Jake Tapper Runs Interference for Maxine Waters Inciting Wild Protests

February 13th, 2021 7:19 AM

During CNN's impeachment pre-game show on Wednesday morning, Dana Bash reported that former President Trump's lawyers are rushing to create videos showing Democrats using the same kind of rhetoric that House managers argue Trump should be convicted for. According to Jake Tapper, that would be an unfair criticism, because no violence came from them.

Tapper focused on California Rep. Maxine Waters screaming at a crowd in 2018 to publicly harass Trump officials, arguing, "on the point “oh well, Democrats have called for violence before and Democrats have used the word ‘fight’ in speeches before,” I think it's fair to say that Congresswoman Maxine Waters is somebody who a few years ago during child separation, she said something very fiery about get in the face of Trump Administration officials and push back which is not the same thing as go and fight at the Capitol."

 

 

This is a odd take from CNN, where they worry that whenever reporters get yelled at at Trump rallies, they're going to be killed.

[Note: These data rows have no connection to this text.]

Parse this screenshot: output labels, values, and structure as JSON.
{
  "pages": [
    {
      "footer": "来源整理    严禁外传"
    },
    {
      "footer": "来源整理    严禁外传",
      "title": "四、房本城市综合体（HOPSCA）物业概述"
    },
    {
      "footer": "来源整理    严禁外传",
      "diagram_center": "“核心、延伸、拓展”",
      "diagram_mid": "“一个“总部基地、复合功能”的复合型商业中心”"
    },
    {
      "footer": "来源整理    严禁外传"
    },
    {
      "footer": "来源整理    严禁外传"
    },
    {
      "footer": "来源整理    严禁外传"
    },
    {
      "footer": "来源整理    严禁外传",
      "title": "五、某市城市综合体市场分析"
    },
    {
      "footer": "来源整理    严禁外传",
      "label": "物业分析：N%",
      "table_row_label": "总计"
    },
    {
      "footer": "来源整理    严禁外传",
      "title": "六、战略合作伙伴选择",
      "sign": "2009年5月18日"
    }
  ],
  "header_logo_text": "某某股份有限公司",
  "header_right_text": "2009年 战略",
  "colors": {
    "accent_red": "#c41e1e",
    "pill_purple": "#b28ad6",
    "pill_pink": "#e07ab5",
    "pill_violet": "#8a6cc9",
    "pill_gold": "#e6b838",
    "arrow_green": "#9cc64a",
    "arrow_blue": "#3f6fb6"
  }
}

Waters may have cleared Tapper's lowest of low bars, but her remarks still led CNN's Chris Cillizza to refer to her "strategy" as a "stone-cold loser." Still, Tapper continued in his defense of Waters, "But it wasn't followed by a bunch of people in Maxine Waters T-shirts storming Sarah Sanders at restaurants and attacking. That didn't happen. If it had, I'm sure Congresswoman Waters would have been criticized, but it didn't."

One wonders how Tapper would have liked it if Trump told people to surround his house and scream "no peace, no sleep!" Tapper didn't remind the CNN audience of Waters in 2017 telling an LGBT event she was going "to take Trump out tonight." Is that just "very fiery"?

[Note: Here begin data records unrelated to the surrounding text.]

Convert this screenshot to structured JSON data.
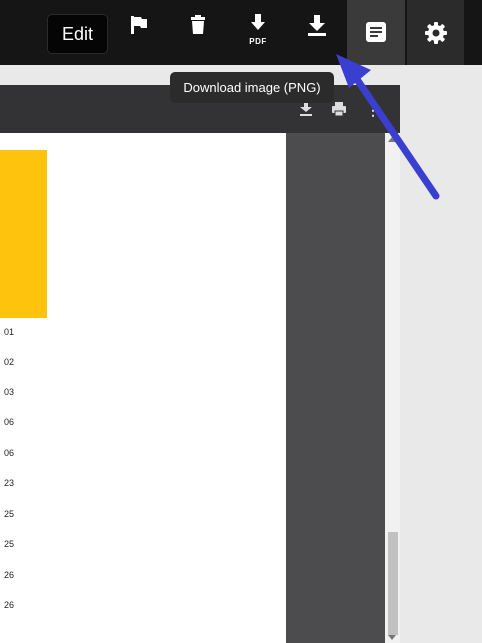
{
  "toolbar": {
    "edit_label": "Edit",
    "pdf_label": "PDF",
    "buttons": [
      "flag-icon",
      "trash-icon",
      "download-pdf-icon",
      "download-icon",
      "notes-icon",
      "gear-icon"
    ]
  },
  "tooltip": {
    "text": "Download image (PNG)"
  },
  "viewer": {
    "header_icons": [
      "download-icon",
      "print-icon",
      "more-vert-icon"
    ],
    "accent_color": "#fdc30d",
    "numbers": [
      "01",
      "02",
      "03",
      "06",
      "06",
      "23",
      "25",
      "25",
      "26",
      "26"
    ]
  },
  "annotation": {
    "arrow_color": "#3b3fd0"
  }
}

He also conveniently forgets the agitated mobs that harassed Republicans outside the White House during the summer at the RNC. Two summers ago, there was the firebombing of an ICE facility in Tacoma, Washington, carried out by someone who parroted Alexandria Ocasio-Cortez's "concentration camp" rhetoric. And of course, there was the man in 2017 who nearly assassinated a group of Republican congressman practicing for a charity baseball game who supported Bernie Sanders, who constantly ties GOP health care policies to people dying.

The events on and leading up to January 6 were horrible, but the history of incendiary rhetoric that went too far did not begin with Donald Trump. Tapper's defense-lawyering here suggests incendiary rhetoric is fine if nobody acts on it.

This segment was sponsored by Applebee's.

Here is a transcript for the February 10 show:

CNN

CNN Impeachment Coverage

11:15 AM ET

JAKE TAPPER: And Abby, on the point “oh well, Democrats have called for violence before and Democrats have used the word ‘fight’ in speeches before,” I think it's fair to say that Congresswoman Maxine Waters is somebody who a few years ago during child separation, she said something very fiery about get in the face of Trump Administration officials and push back which is not the same thing as go and fight at the Capitol. It raised a lot of eyebrows. But it wasn't followed by a bunch of people in Maxine Waters T-shirts storming Sarah Sanders at restaurants and attacking. That didn't happen. If it had, I'm sure Congresswoman Waters would have been criticized, but it didn't.